Striking isn’t necessarily an effective tool. And smart unions — and the Culinary Union is a very smart union — know that that’s not the way to get concessions and smart operators know you have to pay fairly and appropriately.

So I don’t see the likelihood of a labor dispute in the next negotiation. Of course, things change, circumstances change, leadership changes. Who knows what this economy will look like? Hopefully we’ll be in boom times again, and we’ll have tons of money to throw around and it will be great.

Anything else?

You haven’t asked me about is immigration and how is that going to affect us. And what is going to happen to the workforce and are there going to be immigration laws.

I don’t know what’s on horizon in that direction. People are talking about individuals abandoning America and going back. Remember when they were talking about how are you going to deport 11 million undocumented workers? Many of them allegedly, (according to) your newspaper (the Las Vegas Sun), are leaving and going back home because there’s no work here.

The real way to enforce, if you’re going to have immigration laws, then you can’t have a nation with open borders where anybody walks in and walks out. Especially where you do have a significant terrorist threat in the world, you’d have to be an ostrich not to concede that. So you need to protect your borders.

You have only so many resources, you can’t let anybody draw on it. It’s like that gal that had eight children with six other children at home. You know what? You might like kids, but 14 kids and no dad and no job is no way to run! If we had open borders that would be the equivalent as a nation.
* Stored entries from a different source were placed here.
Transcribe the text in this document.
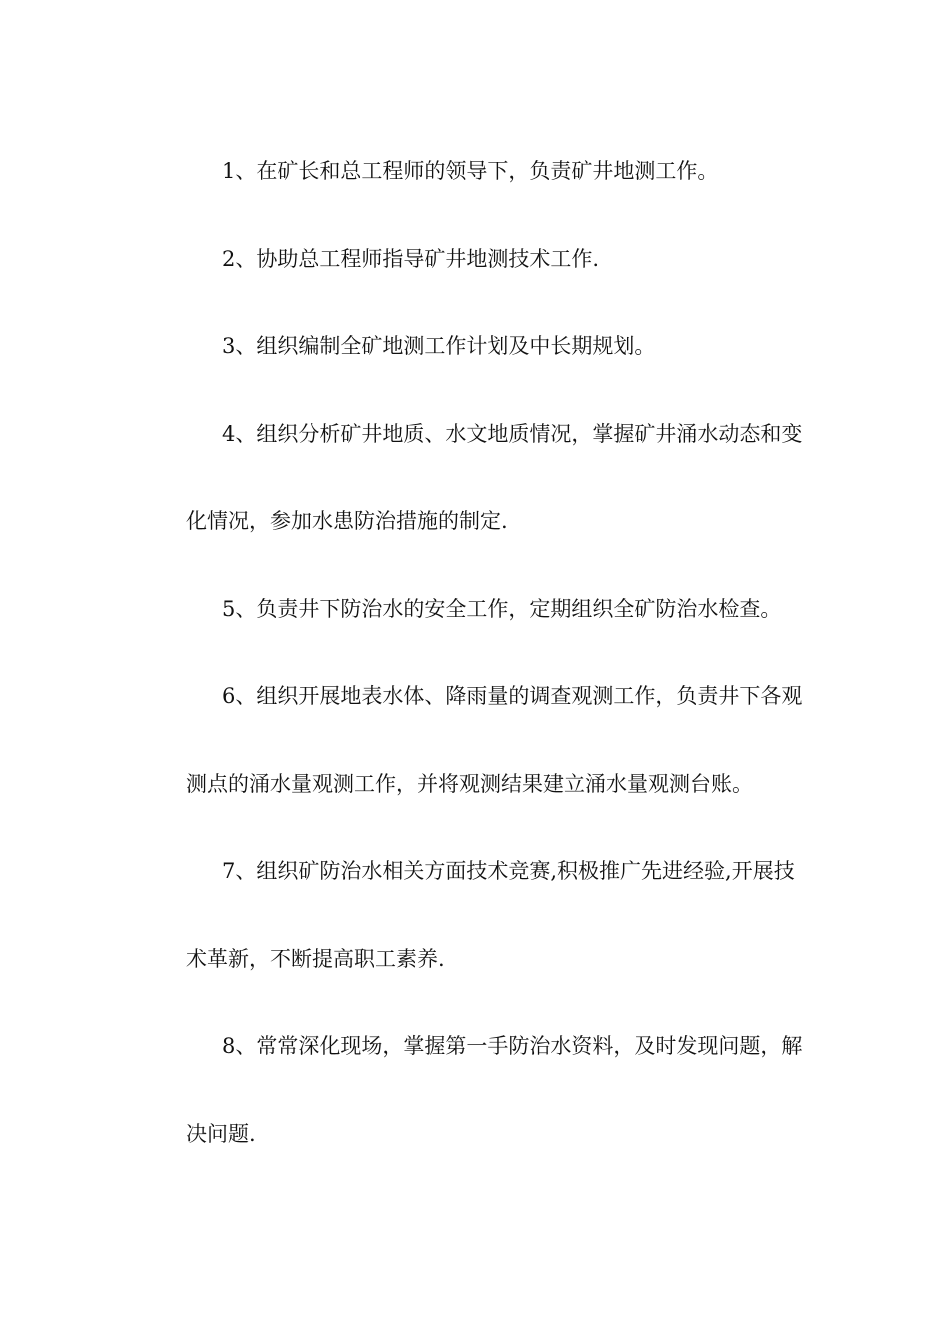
1、在矿长和总工程师的领导下，负责矿井地测工作。
2、协助总工程师指导矿井地测技术工作.
3、组织编制全矿地测工作计划及中长期规划。
4、组织分析矿井地质、水文地质情况，掌握矿井涌水动态和变
化情况，参加水患防治措施的制定.
5、负责井下防治水的安全工作，定期组织全矿防治水检查。
6、组织开展地表水体、降雨量的调查观测工作，负责井下各观
测点的涌水量观测工作，并将观测结果建立涌水量观测台账。
7、组织矿防治水相关方面技术竞赛,积极推广先进经验,开展技
术革新，不断提高职工素养.
8、常常深化现场，掌握第一手防治水资料，及时发现问题，解
决问题.
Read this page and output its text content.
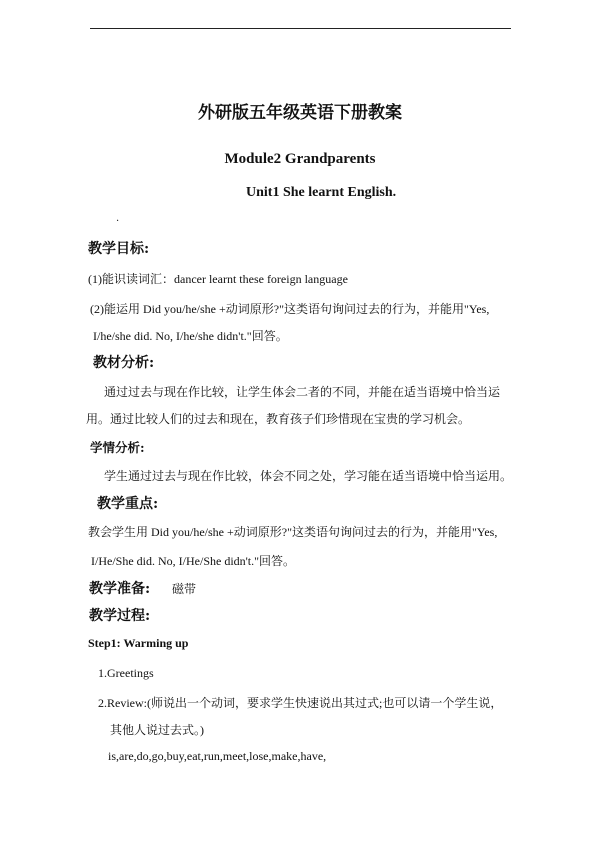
外研版五年级英语下册教案
Module2 Grandparents
Unit1 She learnt English.
.
教学目标:
(1)能识读词汇：dancer learnt these foreign language
(2)能运用 Did you/he/she +动词原形?"这类语句询问过去的行为，并能用"Yes,
I/he/she did. No, I/he/she didn't."回答。
教材分析:
通过过去与现在作比较，让学生体会二者的不同，并能在适当语境中恰当运
用。通过比较人们的过去和现在，教育孩子们珍惜现在宝贵的学习机会。
学情分析:
学生通过过去与现在作比较，体会不同之处，学习能在适当语境中恰当运用。
教学重点:
教会学生用 Did you/he/she +动词原形?"这类语句询问过去的行为，并能用"Yes,
I/He/She did. No, I/He/She didn't."回答。
教学准备: 磁带
教学过程:
Step1: Warming up
1.Greetings
2.Review:(师说出一个动词，要求学生快速说出其过式;也可以请一个学生说，
其他人说过去式。)
is,are,do,go,buy,eat,run,meet,lose,make,have,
Why have we had so much illegal immigration? The magnet of jobs, the magnet of a better life. We all want that.

But where we fell down and where the politicians fell down was in the Immigration Reform and Control Act of 1986 when they granted amnesty and all of a sudden it was: “Hey, you can work illegally and get amnesty and all of a sudden you’ve won the lottery.” The statute made it very difficult for employers to verify immigration status without running the risk of discriminating against undocumented workers or against noncitizens.

The government has to be much more real and true and allow employers and put the burden on employers to verify whether that workforce is lawful or not and not hamstring them. So that unless you’re documented, you’re not going to work. And then all of a sudden you will have solved your immigration problem. But there’s so much politics and partisanship in this issue that no one is addressing it.

Now, maybe as a result of these economic times where people are struggling for these jobs, maybe that will happen. But you don’t want abuse of undocumented individuals where undocumented individuals are afraid of getting stopped by the police because they’re afraid of getting deported.

This is not an easy issue. There are true humanitarian issues here. There are kids who were born here who are now American citizens whose folks aren’t legal.

We need to throw away the partisan labels and deal with the immigration issue in a way that’s going to work. Because all of us are affected by undocumented workers in positive and negative ways and that really has to be one of the challenges of this administration as well. It has enormous implications for a workforce.